И осторожно, бочком выбрался в темный коридор, плотно прикрыв за собой дверь. Где тут же и столкнулся с запыхавшимся старшиной:

– Ну, чего там, командир? Нашумел малехо?

– Было дело, – буркнул Степан. – Нормально все, справился.

– Сколько?

– Четверо, считая с тем, что в сортир выходил. Из‑за него чуть было не спалился – не вовремя он обратно вернулся.

Левчук досадливо поморщился:

– Да знаю я, слыхал, как он по коридору топал. Оттого и сам едва не спалился, как ты выражаешься, – пришлось с маху в последнюю комнату нырять. А там аж сразу два ихних офицера обитались.

– И чего? – заинтересовался Алексеев, ощутив, что его, наконец, отпустило напряжение последних минут, едва ли не самых сложных за все проведенного в прошлом время.

– Лучше покажу, старшой, к чему зазря языком трепать, – старшина подсветил путь зажатым в широкой ладони фонарем. – Давай за мной.

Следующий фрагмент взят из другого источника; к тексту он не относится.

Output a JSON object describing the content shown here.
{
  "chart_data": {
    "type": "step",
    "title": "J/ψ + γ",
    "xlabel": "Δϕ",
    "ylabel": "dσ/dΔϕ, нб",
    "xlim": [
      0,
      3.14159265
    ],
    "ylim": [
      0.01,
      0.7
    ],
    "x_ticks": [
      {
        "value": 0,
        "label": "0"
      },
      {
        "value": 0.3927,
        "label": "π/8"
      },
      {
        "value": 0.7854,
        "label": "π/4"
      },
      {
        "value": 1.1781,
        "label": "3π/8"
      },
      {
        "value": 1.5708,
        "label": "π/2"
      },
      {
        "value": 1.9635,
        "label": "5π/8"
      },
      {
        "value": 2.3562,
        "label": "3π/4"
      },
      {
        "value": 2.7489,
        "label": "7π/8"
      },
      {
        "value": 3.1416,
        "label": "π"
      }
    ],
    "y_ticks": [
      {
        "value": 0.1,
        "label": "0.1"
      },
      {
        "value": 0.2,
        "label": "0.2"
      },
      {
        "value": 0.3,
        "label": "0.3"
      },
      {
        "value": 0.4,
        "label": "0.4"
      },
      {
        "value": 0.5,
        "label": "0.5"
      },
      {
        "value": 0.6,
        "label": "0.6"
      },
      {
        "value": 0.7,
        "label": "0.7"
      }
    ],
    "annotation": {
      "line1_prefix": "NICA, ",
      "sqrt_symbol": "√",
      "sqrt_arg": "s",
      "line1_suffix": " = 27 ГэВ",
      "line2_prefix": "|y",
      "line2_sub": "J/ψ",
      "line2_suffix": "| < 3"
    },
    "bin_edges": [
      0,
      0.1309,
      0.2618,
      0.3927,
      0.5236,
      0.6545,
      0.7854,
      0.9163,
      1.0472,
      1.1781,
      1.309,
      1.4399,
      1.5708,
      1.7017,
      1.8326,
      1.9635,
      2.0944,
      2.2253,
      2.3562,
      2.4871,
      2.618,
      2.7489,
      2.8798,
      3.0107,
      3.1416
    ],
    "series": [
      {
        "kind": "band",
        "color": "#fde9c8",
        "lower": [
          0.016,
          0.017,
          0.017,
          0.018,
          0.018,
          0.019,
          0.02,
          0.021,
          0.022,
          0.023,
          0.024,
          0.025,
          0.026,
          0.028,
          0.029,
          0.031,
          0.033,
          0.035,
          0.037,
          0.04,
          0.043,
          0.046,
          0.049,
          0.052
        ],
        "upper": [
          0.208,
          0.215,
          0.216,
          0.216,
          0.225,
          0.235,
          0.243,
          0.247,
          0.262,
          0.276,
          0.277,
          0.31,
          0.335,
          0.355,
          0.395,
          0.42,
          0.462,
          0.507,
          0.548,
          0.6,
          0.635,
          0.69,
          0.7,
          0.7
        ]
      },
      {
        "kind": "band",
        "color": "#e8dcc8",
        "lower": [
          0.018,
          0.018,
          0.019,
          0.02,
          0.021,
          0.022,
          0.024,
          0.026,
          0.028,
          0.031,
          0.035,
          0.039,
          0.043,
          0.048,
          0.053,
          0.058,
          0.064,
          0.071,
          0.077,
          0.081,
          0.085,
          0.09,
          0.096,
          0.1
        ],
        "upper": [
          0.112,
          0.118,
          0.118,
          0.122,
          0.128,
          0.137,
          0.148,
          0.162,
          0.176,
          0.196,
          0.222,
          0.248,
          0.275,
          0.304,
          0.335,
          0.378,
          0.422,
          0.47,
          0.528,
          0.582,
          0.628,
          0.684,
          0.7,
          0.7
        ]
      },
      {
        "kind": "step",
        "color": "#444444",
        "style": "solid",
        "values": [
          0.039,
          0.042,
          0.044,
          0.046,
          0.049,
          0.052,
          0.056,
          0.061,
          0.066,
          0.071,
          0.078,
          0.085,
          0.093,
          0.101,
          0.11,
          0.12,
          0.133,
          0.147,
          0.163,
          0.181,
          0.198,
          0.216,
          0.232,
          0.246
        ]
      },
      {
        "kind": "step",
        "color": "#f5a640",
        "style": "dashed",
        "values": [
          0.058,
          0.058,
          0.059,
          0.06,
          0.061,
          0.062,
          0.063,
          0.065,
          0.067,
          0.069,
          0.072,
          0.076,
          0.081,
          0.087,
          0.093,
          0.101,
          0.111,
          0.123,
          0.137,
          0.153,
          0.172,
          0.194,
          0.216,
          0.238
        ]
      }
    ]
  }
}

Вона та дверь.

– А в первой комнате что? – спросил старлей.

– Да ничего интересного, видать заседали они там. Столы буквой «Т» составлены, карта на стене, стульев с десяток. Ничего ценного, ежели ты про это, разве что машинка пишущая с немецким шрифтом. Только на кой она нам сдалась, верно? В стол я тоже заглянул, понятно – пусто. Все, пришли. Заходи, командир, некого тут больше опасаться.

Хмыкнув, Степан переступил порог, включая свой фонарик. Очередная комната, размерами чуть меньше предыдущих. Две кровати, стол со стульями по центру, в ближнем углу – вполне цивильного вида рогатая вешалка с парой офицерских шинелей и фуражек. На столе – следы недавнего пиршества, видимо, позднего ужина: пустые бутылки, тарелки с остатками закуски, рюмки и стаканы. Оба окна задрапированы то ли одеялами, то ли просто какой‑то плотной тканью – светомаскировка, понятное дело. В других помещениях, кстати, ничего подобного не наблюдалось. Видать, любят местные обитатели допоздна засиживаться, вот и подстраховались. Или правильнее было бы сказать «любили»? Поскольку, как минимум один из них однозначно мертв, мертвее, как говорится, не бывает. Лежит почти по центру комнаты, непривычно‑длинная нательная рубаха в районе живота пропиталась кровью, в неярком свете кажущейся практически черной. Да и в спертом, наполненном алкогольными миазмами воздухе явно ощущается кисловатый запах сгоревшего пороха.

– Тут вот какое дело, командир, – виновато прокомментировал увиденное старшина. – Я, как шаги в конце коридора услыхал, сразу сюда рванул. Вот только зайти по‑тихому не сумел, дверью стукнул. А вон этот, – короткий кивок в сторону убитого, – спал шибко чутко, хоть и выпил перед тем немало. Еще и пистолет под подушкой держал. Ну, я оружие‑то у него из руки выкрутил, самого на пол повалил, но выстрелить все ж таки пришлось, поскольку сопротивляться начал. Слыхал?